From 66cb8c5e618f7c11c7aaffe4209bb5ae5d6d316d Mon Sep 17 00:00:00 2001
From: "mintlify[bot]" <109931778+mintlify[bot]@users.noreply.github.com>
Date: Sun, 21 Jun 2026 18:47:55 +0000
Subject: [PATCH 1/2] docs: document TaxDiagnosticResult tri-state model and
 proof references

---
 tax/guards.mdx | 104 +++++++++++++++++++++++++++++++++++++++++++++++++
 1 file changed, 104 insertions(+)

diff --git a/tax/guards.mdx b/tax/guards.mdx
index 7718611..e0ef3b5 100644
--- a/tax/guards.mdx
+++ b/tax/guards.mdx
@@ -27,6 +27,110 @@ Several guards attach a structured, machine-readable `audit_trace` to their verd
 
 Guards currently emitting `audit_trace` include **InputCreditGuard** (ITC), **TDSGuard** (Sec 194J/194C/194H/194I), and **GSTGuard** (RCM). Rule identifiers and statute strings are centralized in `qwed_tax/audit.py`.
 
+## Structured diagnostics (`TaxDiagnosticResult`)
+
+`TaxDiagnosticResult` is an opt-in, three-layer model that converts a guard's legacy dict return into a typed, tri-state verdict with a cryptographic proof reference.
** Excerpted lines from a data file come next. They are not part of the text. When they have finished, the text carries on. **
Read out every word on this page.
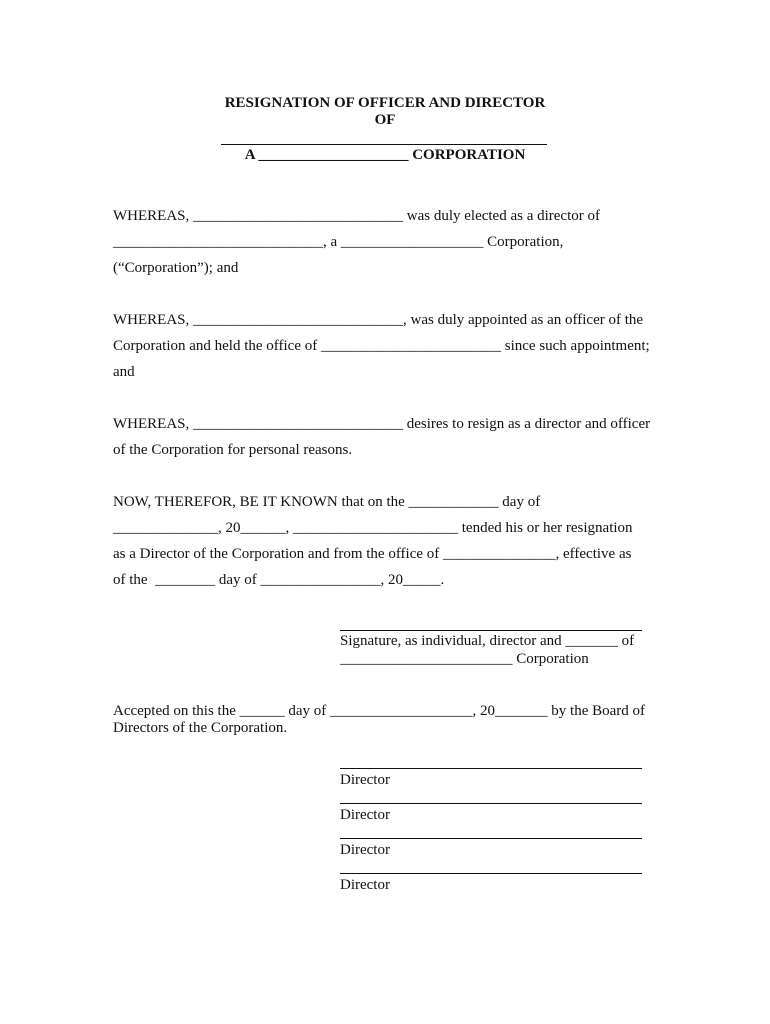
RESIGNATION OF OFFICER AND DIRECTOR
OF
A ____________________ CORPORATION
WHEREAS, ____________________________ was duly elected as a director of
____________________________, a ___________________ Corporation,
(“Corporation”); and
WHEREAS, ____________________________, was duly appointed as an officer of the
Corporation and held the office of ________________________ since such appointment;
and
WHEREAS, ____________________________ desires to resign as a director and officer
of the Corporation for personal reasons.
NOW, THEREFOR, BE IT KNOWN that on the ____________ day of
______________, 20______, ______________________ tended his or her resignation
as a Director of the Corporation and from the office of _______________, effective as
of the  ________ day of ________________, 20_____.
Signature, as individual, director and _______ of
_______________________ Corporation
Accepted on this the ______ day of ___________________, 20_______ by the Board of
Directors of the Corporation.
Director
Director
Director
Director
The legacy `{"verified": ..., "audit_trace": ...}` dict is unchanged — `to_diagnostic()` is additive, so existing callers keep working.
+
+Use it when you need a single, uniform shape across guards (for API responses, gating logic, or audit pipelines) instead of branching on guard-specific keys.
+
+### The three layers
+
+| Layer | Field | Purpose |
+| --- | --- | --- |
+| 1. Agent-safe | `agent_message: str` | Short, model-facing summary. No statute IDs, no rule IDs, no detection logic — safe to feed back to an LLM for correction. |
+| 2. Developer | `developer_fields: dict` | Structured evidence: `constraint_id`, `statute`, `jurisdiction`, `audit_trace`, plus guard-specific fields like `deduction`, `net_payable`, `allowable_credit`. |
+| 3. Proof | `proof_ref: Optional[str]` | `sha256:…` hash of the retained proof artifact. Present **only** when `status == VERIFIED`. This is the authority bit. |
+
+### Status states
+
+`TaxDiagnosticStatus` is a strict tri-state:
+
+- **`VERIFIED`** — the tax decision was deterministically proven. `proof_ref` MUST be present. Downstream gates MAY admit for control flow.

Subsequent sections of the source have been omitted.